On the other hand, calling him a misogynist results in plenty of Google hits and video clips. And so, the “trigger” reaction of getting women to march was fairly easy to pull; what was surprising was the huge turnout of rude, angry protesters who left the city full of garbage and homemade detritus when they exited.

The demographic spectrum of marchers was not as wide as the March’s organizers would have liked; some marchers held up signs castigating white women for voting for Trump — thus betraying their sex — while others decried the fact that the march lacked a specific purpose other than to complain vaguely and generally as Trump had not actually taken any political action yet.

But what encouraged veteran organizers was the fact that there were older women mixed in with the crowd, who are statistically more likely to vote and possibly organize — if they’re motivated to do so.

At Washington D.C. think tank American Enterprise Institute, scholar Stan Veuger wrote a study of how demonstrations that formed the Tea Party transformed into political actions that put the group’s candidates into office and allowed the party to be taken seriously as a movement. Of the Women’s March, he said, “Political protests can have an effect. But there’s nothing guaranteed.”

Some past marches on Washington have boasted similar numbers of participants as 2017’s Women’s March, but brought about scant political change, such as the protest against the Iraq War in 2003 or the African-American-centric Million Man March in 1995.

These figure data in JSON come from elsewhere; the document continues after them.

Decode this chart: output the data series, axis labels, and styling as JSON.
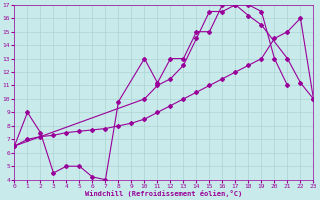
{
  "xlabel": "Windchill (Refroidissement éolien,°C)",
  "xlim": [
    0,
    23
  ],
  "ylim": [
    4,
    17
  ],
  "xticks": [
    0,
    1,
    2,
    3,
    4,
    5,
    6,
    7,
    8,
    9,
    10,
    11,
    12,
    13,
    14,
    15,
    16,
    17,
    18,
    19,
    20,
    21,
    22,
    23
  ],
  "yticks": [
    4,
    5,
    6,
    7,
    8,
    9,
    10,
    11,
    12,
    13,
    14,
    15,
    16,
    17
  ],
  "bg_color": "#c8eaea",
  "grid_color": "#aed4d4",
  "line_color": "#990099",
  "line1_x": [
    0,
    1,
    2,
    3,
    4,
    5,
    6,
    7,
    8,
    10,
    11,
    12,
    13,
    14,
    15,
    16,
    17,
    18,
    19,
    20,
    21
  ],
  "line1_y": [
    6.5,
    9.0,
    7.5,
    4.5,
    5.0,
    5.0,
    4.2,
    4.0,
    9.8,
    13.0,
    11.2,
    13.0,
    13.0,
    15.0,
    15.0,
    17.0,
    17.0,
    17.0,
    16.5,
    13.0,
    11.0
  ],
  "line2_x": [
    0,
    1,
    2,
    3,
    4,
    5,
    6,
    7,
    8,
    9,
    10,
    11,
    12,
    13,
    14,
    15,
    16,
    17,
    18,
    19,
    20,
    21,
    22,
    23
  ],
  "line2_y": [
    6.5,
    7.0,
    7.2,
    7.3,
    7.5,
    7.6,
    7.7,
    7.8,
    8.0,
    8.2,
    8.5,
    9.0,
    9.5,
    10.0,
    10.5,
    11.0,
    11.5,
    12.0,
    12.5,
    13.0,
    14.5,
    15.0,
    16.0,
    10.0
  ],
  "line3_x": [
    0,
    10,
    11,
    12,
    13,
    14,
    15,
    16,
    17,
    18,
    19,
    21,
    22,
    23
  ],
  "line3_y": [
    6.5,
    10.0,
    11.0,
    11.5,
    12.5,
    14.5,
    16.5,
    16.5,
    17.0,
    16.2,
    15.5,
    13.0,
    11.2,
    10.0
  ]
}
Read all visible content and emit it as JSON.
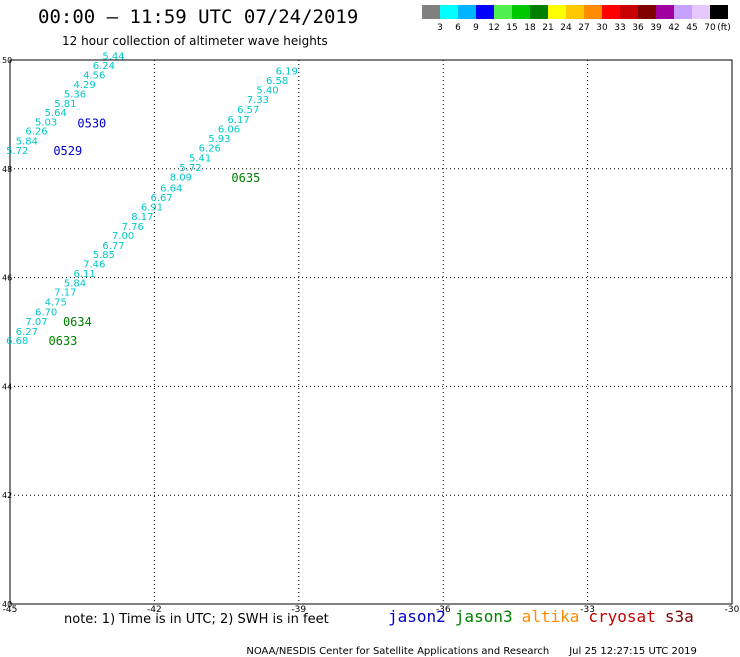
{
  "header": {
    "title": "00:00 – 11:59 UTC 07/24/2019",
    "subtitle": "12 hour collection of altimeter wave heights"
  },
  "color_scale": {
    "colors": [
      "#808080",
      "#00ffff",
      "#00b4ff",
      "#0000ff",
      "#50f050",
      "#00c800",
      "#008000",
      "#ffff00",
      "#ffc800",
      "#ff8c00",
      "#ff0000",
      "#c80000",
      "#800000",
      "#a000a0",
      "#c8a0ff",
      "#e6c8ff",
      "#000000"
    ],
    "labels": [
      "3",
      "6",
      "9",
      "12",
      "15",
      "18",
      "21",
      "24",
      "27",
      "30",
      "33",
      "36",
      "39",
      "42",
      "45",
      "70"
    ],
    "unit": "(ft)"
  },
  "chart_data": {
    "type": "scatter",
    "title": "00:00 – 11:59 UTC 07/24/2019",
    "subtitle": "12 hour collection of altimeter wave heights",
    "xlabel": "",
    "ylabel": "",
    "xlim": [
      -45,
      -30
    ],
    "ylim": [
      40,
      50
    ],
    "x_ticks": [
      "-45",
      "-42",
      "-39",
      "-36",
      "-33",
      "-30"
    ],
    "y_ticks": [
      "50",
      "48",
      "46",
      "44",
      "42",
      "40"
    ],
    "grid": "dotted",
    "point_color": "#00c8c8",
    "track_label_colors": {
      "jason2": "#0000c8",
      "jason3": "#008000"
    },
    "tracks": [
      {
        "name": "0529/0530",
        "satellite": "jason2",
        "labels": [
          {
            "text": "0529",
            "x": -44.1,
            "y": 48.35
          },
          {
            "text": "0530",
            "x": -43.6,
            "y": 48.85
          }
        ],
        "points": [
          {
            "x": -44.85,
            "y": 48.35,
            "v": "5.72"
          },
          {
            "x": -44.65,
            "y": 48.52,
            "v": "5.84"
          },
          {
            "x": -44.45,
            "y": 48.7,
            "v": "6.26"
          },
          {
            "x": -44.25,
            "y": 48.87,
            "v": "5.03"
          },
          {
            "x": -44.05,
            "y": 49.04,
            "v": "5.64"
          },
          {
            "x": -43.85,
            "y": 49.21,
            "v": "5.81"
          },
          {
            "x": -43.65,
            "y": 49.38,
            "v": "5.36"
          },
          {
            "x": -43.45,
            "y": 49.56,
            "v": "4.29"
          },
          {
            "x": -43.25,
            "y": 49.73,
            "v": "4.56"
          },
          {
            "x": -43.05,
            "y": 49.91,
            "v": "6.24"
          },
          {
            "x": -42.85,
            "y": 50.08,
            "v": "5.44"
          }
        ]
      },
      {
        "name": "0633/0634",
        "satellite": "jason3",
        "labels": [
          {
            "text": "0633",
            "x": -44.2,
            "y": 44.85
          },
          {
            "text": "0634",
            "x": -43.9,
            "y": 45.2
          }
        ],
        "points": [
          {
            "x": -44.85,
            "y": 44.85,
            "v": "6.68"
          },
          {
            "x": -44.65,
            "y": 45.02,
            "v": "6.27"
          },
          {
            "x": -44.45,
            "y": 45.2,
            "v": "7.07"
          },
          {
            "x": -44.25,
            "y": 45.38,
            "v": "6.70"
          },
          {
            "x": -44.05,
            "y": 45.56,
            "v": "4.75"
          },
          {
            "x": -43.85,
            "y": 45.74,
            "v": "7.17"
          },
          {
            "x": -43.65,
            "y": 45.91,
            "v": "5.84"
          },
          {
            "x": -43.45,
            "y": 46.08,
            "v": "6.11"
          },
          {
            "x": -43.25,
            "y": 46.26,
            "v": "7.46"
          },
          {
            "x": -43.05,
            "y": 46.43,
            "v": "5.85"
          },
          {
            "x": -42.85,
            "y": 46.6,
            "v": "6.77"
          },
          {
            "x": -42.65,
            "y": 46.78,
            "v": "7.00"
          },
          {
            "x": -42.45,
            "y": 46.95,
            "v": "7.76"
          },
          {
            "x": -42.25,
            "y": 47.13,
            "v": "8.17"
          },
          {
            "x": -42.05,
            "y": 47.31,
            "v": "6.91"
          },
          {
            "x": -41.85,
            "y": 47.48,
            "v": "6.67"
          },
          {
            "x": -41.65,
            "y": 47.66,
            "v": "6.64"
          }
        ]
      },
      {
        "name": "0635",
        "satellite": "jason3",
        "labels": [
          {
            "text": "0635",
            "x": -40.4,
            "y": 47.85
          }
        ],
        "points": [
          {
            "x": -41.45,
            "y": 47.86,
            "v": "8.09"
          },
          {
            "x": -41.25,
            "y": 48.03,
            "v": "5.72"
          },
          {
            "x": -41.05,
            "y": 48.21,
            "v": "5.41"
          },
          {
            "x": -40.85,
            "y": 48.39,
            "v": "6.26"
          },
          {
            "x": -40.65,
            "y": 48.57,
            "v": "5.93"
          },
          {
            "x": -40.45,
            "y": 48.74,
            "v": "6.06"
          },
          {
            "x": -40.25,
            "y": 48.92,
            "v": "6.17"
          },
          {
            "x": -40.05,
            "y": 49.1,
            "v": "6.57"
          },
          {
            "x": -39.85,
            "y": 49.28,
            "v": "7.33"
          },
          {
            "x": -39.65,
            "y": 49.46,
            "v": "5.40"
          },
          {
            "x": -39.45,
            "y": 49.63,
            "v": "6.58"
          },
          {
            "x": -39.25,
            "y": 49.81,
            "v": "6.19"
          }
        ]
      }
    ]
  },
  "note": "note: 1) Time is in UTC; 2) SWH is in feet",
  "legend": [
    {
      "name": "jason2",
      "color": "#0000c8"
    },
    {
      "name": "jason3",
      "color": "#008000"
    },
    {
      "name": "altika",
      "color": "#ff8c00"
    },
    {
      "name": "cryosat",
      "color": "#c80000"
    },
    {
      "name": "s3a",
      "color": "#800000"
    }
  ],
  "footer": {
    "credit": "NOAA/NESDIS Center for Satellite Applications and Research",
    "timestamp": "Jul 25 12:27:15 UTC 2019"
  }
}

Another example is the storming of the state Capitol building in Wisconsin in 2011 by citizens after Governor Scott Walker moved to weaken unions in the state. Tens of thousands of people participated, but Walker was still reelected in 2012 in a special recall election.

Indeed, as President Trump tweeted about the Women’s March, “Watched protests yesterday, but was under the impression that we just had an election! Why didn’t these people vote?”

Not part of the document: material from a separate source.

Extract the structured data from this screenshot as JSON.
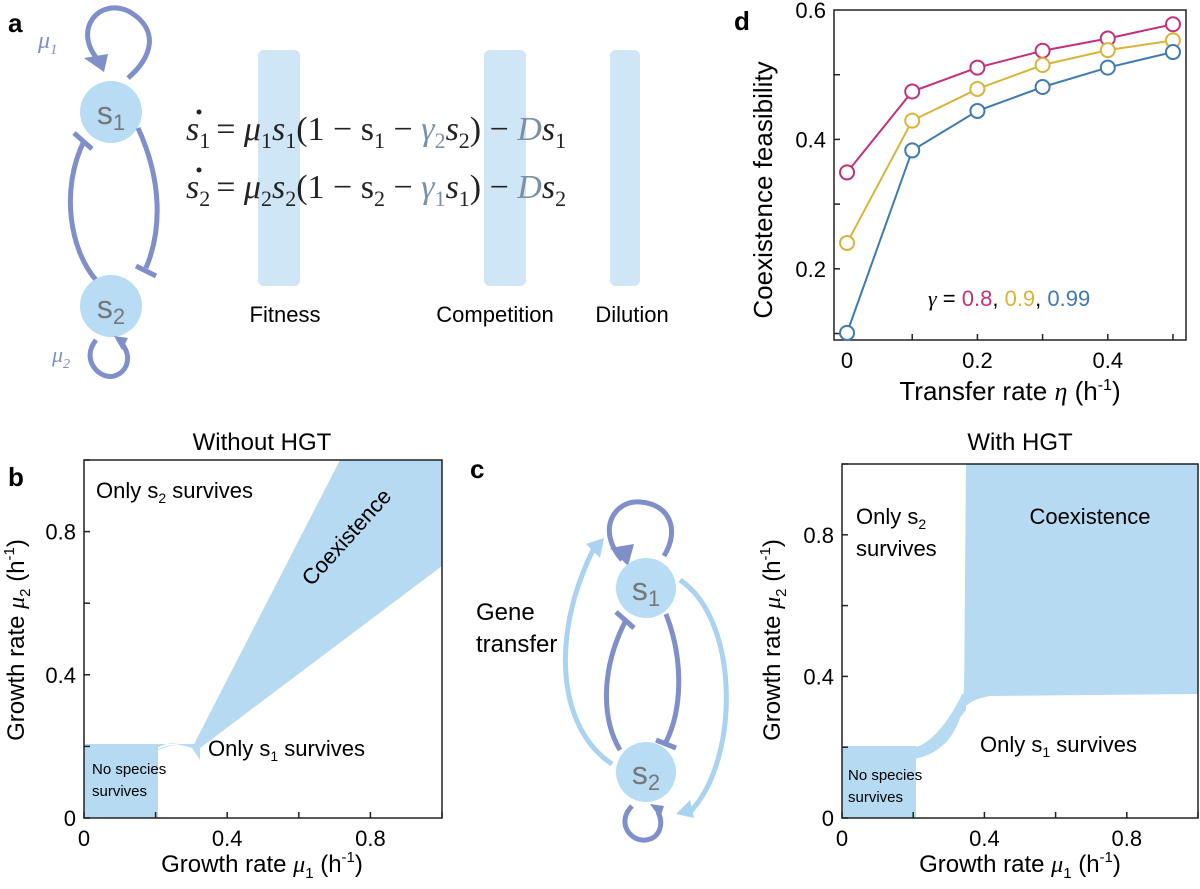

Saudi Garcia, a female graduate student at New York University who participated in the march in Washington, knows about following up protests with action. “We need to be like the Tea Party was in 2009,” Garcia said. “Those people were relentless — showing up at town council meetings, everywhere.”

Beth Andre, an academic crisis services worker from Austin, Texas, who marched there instead of in the nation’s capital, echoed Garcia’s sentiment. “We want to be able to harness that energy and anger that we have right now and turn it into something good.”

The organizers of the Women’s March promised participants that there would be 10 additional actions they could take in “the first 100 days” of the Trump administration, but so far they’ve only announced one of them — writing to one’s senator or representative — a step that’s typically not followed by many people.

But one person who’s surely delighted with the oversized turnout on January 21 is billionaire liberal activist George Soros. It was confirmed recently by online news reports that Soros was connected with at least 50 organizations that had played a part in the March.

Soros isn’t a novice when it comes to political action, but counting solely on women as a group is likely not as reliable as a working with a broader coalition of people. So, while women may compose a solid core of Soros’ army of anti-Trump protesters and activists in the future, their unreliability at the polls means that he’ll probably have to integrate them into a larger movement — something that may not be feasible with the ease that he would prefer.